Myself, I’m happy with WPF. Starting with .NET 9, it comes with a really good WinUI-style theme.

[−] ashwinnair99 55d ago
It has been a mess for 15 years and Microsoft keeps making it worse by adding new frameworks without retiring the old ones. Win32, WPF, WinUI, MAUI. Nobody knows which one to pick.
[−] rwmj 55d ago
This is quite timely as we need to write a simple UI for Windows (a few buttons, status, maybe a file menu). The main constraint is it must compile to a single binary (.exe) with no dependencies such as runtimes, DLLs, languages etc. It also needs to run on some older unsupported Windows systems, probably Windows >= 7, 32 bit.

My first thought was MFC. Basic, fast, well understood.

But then maybe WxWindows so we can cross-compile it (from Linux) and use the same UI on other platforms? It could probably be compiled statically although I've not tested it.

Or Mono, but that needs a runtime?

Edit: Some comments mention Qt which could also work although how large is the runtime? Can it be compiled statically?

[−] jasonjei 55d ago
It’s been a long time since I had to touch Windows development. If I had to do it over again, I would use React Native for Windows UI where possible and low-level Win32-React Native module bridges for user space code.

The last time I had to do Windows development was about 15 years ago. I used a library called WTL (I think a couple comments here mention it). I couldn’t use any of the newer stuff that Windows 8-10 were pushing because it needed backward compatibility. It seemed way less bloated than MFC, but not as annoying to use as ATL or rawdogging Win32 APIs.

Ironically, I was developing a Win32 app to build a cloud bridge to a Rails app (talking to Quickbooks COM API which was hell on Earth, with XML and XML definitions) on Mac, using VMware on Mac to talk to Quickbooks Windows. I was so annoyed with Win32 development I used the Chrome Embedded Framework library to build the UI for the Win32 app so I wouldn’t have to wrestle WTL for UI and just have browser-based views to drive UI.

I think it was very tempting to drop C/C++ development for .NET code, but I didn’t want to drop off user adoption by requesting users to download a huge .NET runtime if their computer didn’t already have it.

This was when I was building Levion, a Quickbooks Windows to Cloud Rails app…

[−] fermentation 55d ago
The Windows code signing experience has prevented me from shipping apps that otherwise run perfectly fine on the platform.
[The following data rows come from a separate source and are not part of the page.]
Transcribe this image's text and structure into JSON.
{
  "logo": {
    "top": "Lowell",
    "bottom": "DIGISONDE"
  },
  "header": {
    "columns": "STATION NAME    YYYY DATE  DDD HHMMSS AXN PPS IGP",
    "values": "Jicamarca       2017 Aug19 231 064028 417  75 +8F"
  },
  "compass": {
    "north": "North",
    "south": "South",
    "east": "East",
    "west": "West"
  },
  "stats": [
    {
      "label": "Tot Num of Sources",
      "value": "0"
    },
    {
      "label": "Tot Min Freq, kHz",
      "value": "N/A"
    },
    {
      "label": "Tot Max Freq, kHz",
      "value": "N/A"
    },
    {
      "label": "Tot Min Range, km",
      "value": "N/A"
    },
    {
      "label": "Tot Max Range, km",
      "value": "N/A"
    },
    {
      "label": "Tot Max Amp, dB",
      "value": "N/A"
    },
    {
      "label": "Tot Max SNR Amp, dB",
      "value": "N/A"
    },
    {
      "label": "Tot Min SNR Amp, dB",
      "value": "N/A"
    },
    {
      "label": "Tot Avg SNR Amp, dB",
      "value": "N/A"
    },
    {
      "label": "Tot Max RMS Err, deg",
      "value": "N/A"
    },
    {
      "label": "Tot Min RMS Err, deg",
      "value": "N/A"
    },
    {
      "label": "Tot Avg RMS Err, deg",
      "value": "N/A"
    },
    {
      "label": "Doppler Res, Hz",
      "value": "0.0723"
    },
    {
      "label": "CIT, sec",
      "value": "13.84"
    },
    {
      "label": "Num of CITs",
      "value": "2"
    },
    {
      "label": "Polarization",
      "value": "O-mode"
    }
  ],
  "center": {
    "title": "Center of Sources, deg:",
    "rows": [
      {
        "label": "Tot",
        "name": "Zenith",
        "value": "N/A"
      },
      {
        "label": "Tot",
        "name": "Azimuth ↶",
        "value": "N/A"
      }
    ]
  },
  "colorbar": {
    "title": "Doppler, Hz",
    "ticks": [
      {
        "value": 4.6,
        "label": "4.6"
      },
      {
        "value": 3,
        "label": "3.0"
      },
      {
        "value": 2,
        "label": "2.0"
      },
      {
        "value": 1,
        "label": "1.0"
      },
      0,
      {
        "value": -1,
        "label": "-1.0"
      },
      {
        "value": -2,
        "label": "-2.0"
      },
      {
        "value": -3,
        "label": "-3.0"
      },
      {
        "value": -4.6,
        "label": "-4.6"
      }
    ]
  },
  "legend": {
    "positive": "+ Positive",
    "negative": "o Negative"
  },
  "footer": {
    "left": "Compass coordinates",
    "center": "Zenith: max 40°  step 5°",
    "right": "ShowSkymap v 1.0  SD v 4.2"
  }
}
It is a nightmare and I cannot believe it wasn't called out in the "We want to fix Windows" blog post.

Just do exactly what Apple does. Charge me $100 directly from you and let me build an .exe that I can distribute on my website.

[−] PaulKeeble 55d ago
Most of the desktop applications I have wrote over the years have been in other languages like Java and Go as I have wanted them to mostly be cross platform. In these cases I have always used the Software UI, which in Java is Swing and in Go is Fyne. These are usually reasonably fast, don't necessarily look native depending on how its themed but ultimately fit the language better than trying to bridge to Win32 or GTK/QT.
[−] ocdtrekkie 55d ago
I write .NET Framework 4.8 apps. And I will until .NET has an actual support lifetime. 4.8 will still be supported and receiving security updates in ten years, .NET 10 will be gone in 2.

Hobby projects should not be built on a platform that is constantly changing underneath.

[−] intrasight 55d ago
"So when I went to work on my app, I was astonished to find that twenty years after the release of WPF, the boilerplate had barely changed."

Such is the benefit and the curse, I guess, of having the Windows API being locked in the distant past for backwards compatibility.

I've always been surprised that Microsoft didn't do a full operating system refactor and provide a compatibility layer for running old binaries. Perhaps they figure it would be better to just transition everything to software as a service using web tech? But I just don't see how that strategy is gonna work long-term.